Greece’s diplomats will leave the Damascus embassy on Monday over safety fears amid looting by Islamist-led rebels who seized the city from the forces of President Bashar al-Assad, the embassy head said Sunday.
“The situation here does not permit foreseeing that we can remain in relative safety… there are three Greek staff at the embassy and we will leave tomorrow,” Damascus charge d’affaires Nikolaos Protonotarios told state TV ERT.
Despite a curfew, gunfire had not stopped since the rebels took the city early on Sunday morning, he said.
“The rebels are not organised in one group and began looting across Damascus, embassies included. As a result, most embassies want to leave,” Protonotarios said.
Greece’s foreign ministry on Saturday had warned citizens already in Syria to avoid unnecessary travel and observe the maximum possible security measures.
Protonotarios on Sunday there were between 50 and 60 Greek families in Damascus.
The ministry had earlier said it had received no requests from Greeks wishing to leave Syria.
Prior to that, the Syrian opposition flag was unfurled at the Syrian embassy in Athens on Sunday, hours after Islamist-led rebels declared they had taken Damascus, ending the rule of President Bashar al-Assad.
Greek state news agency ANA said at least three men had entered the embassy and unfurled the flag, which was seen hanging from the roof of the building.
Officers were sent to the scene and three men was detained, it added.
The police did not respond to AFP requests for comment.
One man was seen on an embassy balcony clutching a portrait of Assad and shouting “dictator”.
Syrians who fled to Greece when the Assad regime was installed in 1970 came to the embassy to celebrate.
“The dictator escaped. It is over… A new dawn rises for Syria,” said Maarouf Alobeid, a cardiologist who has lived in Greece for four decades.
“I came running from my home… The thirst of the Syrian people for freedom, for democracy… cannot be described,” he said.
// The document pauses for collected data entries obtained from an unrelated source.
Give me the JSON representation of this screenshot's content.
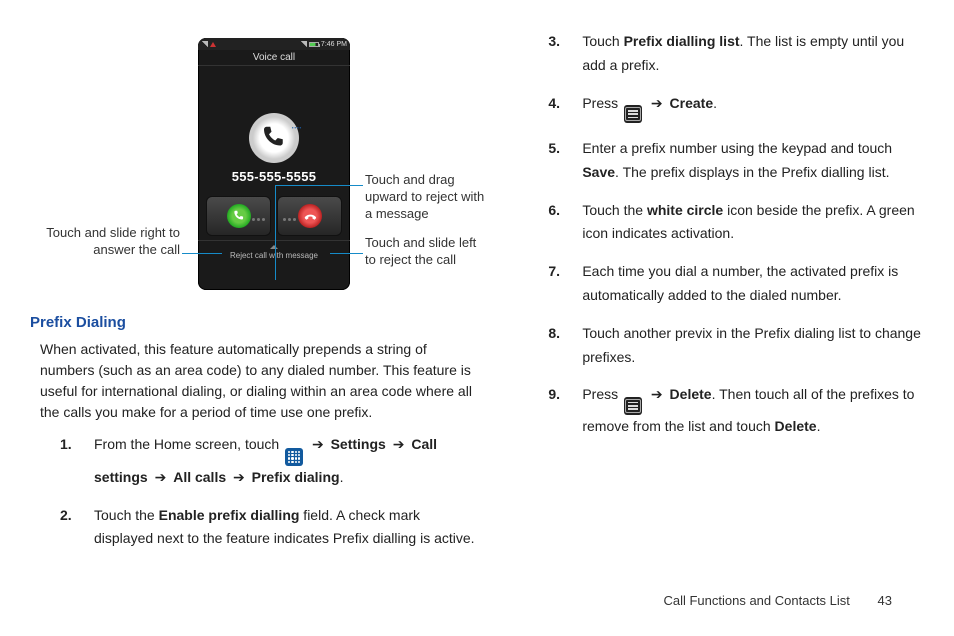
{
  "phone": {
    "status_time": "7:46 PM",
    "title": "Voice call",
    "number": "555-555-5555",
    "reject_label": "Reject call with message"
  },
  "callouts": {
    "answer": "Touch and slide right to answer the call",
    "drag_up": "Touch and drag upward to reject with a message",
    "reject": "Touch and slide left to reject the call"
  },
  "section_title": "Prefix Dialing",
  "intro": "When activated, this feature automatically prepends a string of numbers (such as an area code) to any dialed number. This feature is useful for international dialing, or dialing within an area code where all the calls you make for a period of time use one prefix.",
  "step1": {
    "a": "From the Home screen, touch ",
    "b_settings": "Settings",
    "b_callsettings": "Call settings",
    "b_allcalls": "All calls",
    "b_prefix": "Prefix dialing",
    "arrow": "➔"
  },
  "step2": {
    "a": "Touch the ",
    "b": "Enable prefix dialling",
    "c": " field. A check mark displayed next to the feature indicates Prefix dialling is active."
  },
  "step3": {
    "a": "Touch ",
    "b": "Prefix dialling list",
    "c": ". The list is empty until you add a prefix."
  },
  "step4": {
    "a": "Press ",
    "b": "Create",
    "arrow": "➔"
  },
  "step5": {
    "a": "Enter a prefix number using the keypad and touch ",
    "b": "Save",
    "c": ". The prefix displays in the Prefix dialling list."
  },
  "step6": {
    "a": "Touch the ",
    "b": "white circle",
    "c": " icon beside the prefix. A green icon indicates activation."
  },
  "step7": "Each time you dial a number, the activated prefix is automatically added to the dialed number.",
  "step8": "Touch another previx in the Prefix dialing list to change prefixes.",
  "step9": {
    "a": "Press ",
    "b": "Delete",
    "c": ". Then touch all of the prefixes to remove from the list and touch ",
    "d": "Delete",
    "e": ".",
    "arrow": "➔"
  },
  "footer": {
    "section": "Call Functions and Contacts List",
    "page": "43"
  }
}
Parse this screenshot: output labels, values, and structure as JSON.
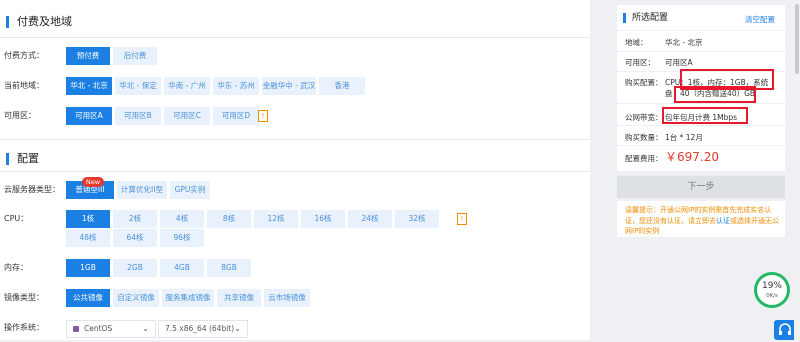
{
  "billing": {
    "section_title": "付费及地域",
    "pay_label": "付费方式：",
    "pay_options": [
      "预付费",
      "后付费"
    ],
    "region_label": "当前地域：",
    "regions": [
      "华北 - 北京",
      "华北 - 保定",
      "华南 - 广州",
      "华东 - 苏州",
      "金融华中 - 武汉",
      "香港"
    ],
    "zone_label": "可用区：",
    "zones": [
      "可用区A",
      "可用区B",
      "可用区C",
      "可用区D"
    ]
  },
  "config": {
    "section_title": "配置",
    "type_label": "云服务器类型：",
    "types": [
      "普通型III",
      "计算优化II型",
      "GPU实例"
    ],
    "new_badge": "New",
    "cpu_label": "CPU：",
    "cpu_options": [
      "1核",
      "2核",
      "4核",
      "8核",
      "12核",
      "16核",
      "24核",
      "32核",
      "48核",
      "64核",
      "96核"
    ],
    "mem_label": "内存：",
    "mem_options": [
      "1GB",
      "2GB",
      "4GB",
      "8GB"
    ],
    "image_label": "镜像类型：",
    "image_options": [
      "公共镜像",
      "自定义镜像",
      "服务集成镜像",
      "共享镜像",
      "云市场镜像"
    ],
    "os_label": "操作系统：",
    "os_select": "CentOS",
    "os_version": "7.5 x86_64 (64bit)"
  },
  "summary": {
    "title": "所选配置",
    "clear": "清空配置",
    "region_label": "地域：",
    "region_value": "华北 - 北京",
    "zone_label": "可用区：",
    "zone_value": "可用区A",
    "buy_label": "购买配置：",
    "buy_value_1": "CPU：1核，内存：1GB，系统",
    "buy_value_2": "盘：40（内含赠送40）GB",
    "bandwidth_label": "公网带宽：",
    "bandwidth_value": "包年包月计费 1Mbps",
    "count_label": "购买数量：",
    "count_value": "1台 * 12月",
    "fee_label": "配置费用：",
    "fee_value": "￥697.20"
  },
  "next_button": "下一步",
  "tip": {
    "part1": "温馨提示：开通公网IP的实例需首先完成实名认证，您还没有认证，请立即去",
    "link1": "认证",
    "part2": "或选择开通无公网IP的实例"
  },
  "gauge": {
    "percent": "19%",
    "speed": "0K/s"
  },
  "colors": {
    "primary": "#1b7fe3",
    "light": "#e9f2fc",
    "price": "#e23b2e",
    "warning": "#f08c00",
    "highlight": "#e8192c"
  }
}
“Twenty-four million Syrians didn’t sleep all night,” said Nader Halbouni, a senior official from the Syrian community in Greece.
A gathering by Syrians in Greece was scheduled for later on Sunday.
Tens of thousands of Syrians fled to Greece in the 2015 mass migration wave, most of them aiming to reach Germany and other wealthy European Union states.
According to the migration ministry, over 15,000 Syrians currently have residence permits in Greece.